Kul Bhushan's blog post was published in thinkdigit on November 15, 2012. Pranesh Prakash is quoted.

Google's data reveals India had made 2,319 requests involving 3,467 users in the first six months. The U.S. made 7,969 requests, while Brazil, which ranks third, made 1,566 requests during the same period. Worldwide 20,938 requests were made during the January-June period. The report says the information shared included complete Gmail account, chat logs, Orkut profile and search terms among others.

The requests for accessing user data from India had grown two-fold from 1,061 in July-December 2009 to 2,207 in July-December 2011, the report points out.

According to the report, India has been consistently sending requests to remove content which it brands as defamatory and against national security. The court orders, however, to take down content has remained almost stagnant over the years; though requests from the executive and police have grown.

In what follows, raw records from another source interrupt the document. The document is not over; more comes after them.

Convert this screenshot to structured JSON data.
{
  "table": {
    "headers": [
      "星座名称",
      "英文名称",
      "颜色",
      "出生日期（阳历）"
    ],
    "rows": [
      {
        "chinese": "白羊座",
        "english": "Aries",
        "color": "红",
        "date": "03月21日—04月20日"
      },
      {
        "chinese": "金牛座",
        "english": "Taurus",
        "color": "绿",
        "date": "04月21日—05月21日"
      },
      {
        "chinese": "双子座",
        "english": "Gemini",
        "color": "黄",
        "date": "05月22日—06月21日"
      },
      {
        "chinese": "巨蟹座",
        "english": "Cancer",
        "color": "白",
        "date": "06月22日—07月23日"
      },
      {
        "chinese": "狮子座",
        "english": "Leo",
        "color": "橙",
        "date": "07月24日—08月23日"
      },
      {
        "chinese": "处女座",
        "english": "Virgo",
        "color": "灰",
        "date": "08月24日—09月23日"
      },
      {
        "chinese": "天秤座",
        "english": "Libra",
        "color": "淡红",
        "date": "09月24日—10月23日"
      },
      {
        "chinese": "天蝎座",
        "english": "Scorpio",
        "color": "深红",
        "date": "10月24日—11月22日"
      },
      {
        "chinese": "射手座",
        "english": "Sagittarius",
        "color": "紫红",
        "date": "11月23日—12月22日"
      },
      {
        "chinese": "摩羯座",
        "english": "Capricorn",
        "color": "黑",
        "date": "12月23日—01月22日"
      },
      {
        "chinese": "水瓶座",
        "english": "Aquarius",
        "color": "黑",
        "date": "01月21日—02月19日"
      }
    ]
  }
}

In the first six months this year, there were 20 court orders and 64 requests from executive/police that resulted in 596 items being taken down from the web. During the January-June 2010 period, there were only eight court orders and 22 executive/police requests, resulting in 125 items being taken down. Read about Google's previous transparency report here.

"Though India is a large country with a significant number of internet users, this data is nonetheless an indicator of growing surveillance," Times of India quotes Pranesh Prakash, policy director at Centre for Internet and Society ( CIS), a Bangalore-based organization looking at issues of public accountability, internet freedom and openness, as saying.

"India lacks a general privacy law that helps set guidelines for such user requests, despite privacy being a constitutional right as part of the right to life," added Prakash.